NVFP4 GGUFs produced by convert_hf_to_gguf.py for Llama-architecture models output gibberish at inference (e.g. Certainlyrics|assistant|assistant|... for "The capital of France is"). Root cause: ModelBase._repack_nvfp4 writes weights directly and bypasses LlamaModel.modify_tensors, so the axis-0 row permutation that GGML's RoPE convention requires for q_proj.weight / k_proj.weight is never applied. Attention heads end up scrambled.

This PR mirrors LlamaModel.permute inside _repack_nvfp4 and applies it to both the nibble-packed weight tensor and the per-block scale tensor when the module is q_proj/k_proj and arch == "llama".

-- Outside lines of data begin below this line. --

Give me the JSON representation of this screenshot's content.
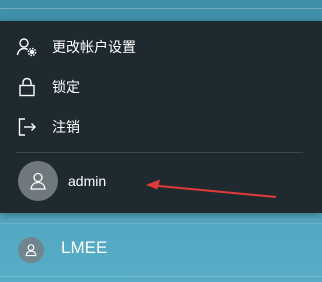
{
  "menu": {
    "items": [
      {
        "label": "更改帐户设置",
        "icon": "user-settings-icon"
      },
      {
        "label": "锁定",
        "icon": "lock-icon"
      },
      {
        "label": "注销",
        "icon": "sign-out-icon"
      }
    ]
  },
  "current_user": {
    "name": "admin",
    "icon": "user-avatar-icon"
  },
  "other_account": {
    "name": "LMEE",
    "icon": "user-avatar-icon"
  },
  "colors": {
    "menu_bg": "#1f2a30",
    "divider": "#3d484e",
    "annotation_arrow": "#e03a3a",
    "desktop_bg": "#4a9bb4"
  }
}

Reproducer (TinyLlama-1.1B)

Build Perplexity (wikitext-2 slice)
BF16 reference 44.0
NVFP4 GGUF, master (no fix) 4419 (gibberish)
NVFP4 GGUF, this PR 43.9

Also end-to-end verified on a 40B Llama-arch model (BSC ALIA-40b-instruct-2601, NVFP4-quantized via NVIDIA ModelOpt then converted with the patched script). Multilingual generation in Spanish/Catalan/Basque/Galician is coherent with the fix; gibberish without.

Why inline rather than calling LlamaModel.permute

_repack_nvfp4 lives on ModelBase; permute is a LlamaModel (subclass) staticmethod. Calling a subclass staticmethod from the parent is awkward. Extracting permute to a module-level helper would invite a larger refactor than this bug warrants. The duplication is 6 lines of math with a one-line comment referencing the canonical BF16 site.

Additional Information

Related: #19769 (which added GGML_TYPE_NVFP4 and the conversion path that this PR fixes).

Affects any Llama-architecture model (Llama 1/2/3, Mistral, Qwen2 derivatives that subclass LlamaModel, BSC ALIA, etc.) when quantized through the NVFP4 path. The BF16 path is unaffected.

Make sure to read the contributing guidelines before submitting a PR

  • I have read the contributing guidelines
  • Self-reported review complexity:
    • Low
    • Medium
    • High

@jmrobles jmrobles requested a review from CISC as a code owner May 2, 2026 09:53
@github-actions github-actions Bot added the python python script changes label May 2, 2026
@CISC

CISC commented May 2, 2026

Copy link
Copy Markdown
Member

You should override _repack_nvfp4 in LlamaModel instead, see how it is done in _LinearAttentionVReorderBase.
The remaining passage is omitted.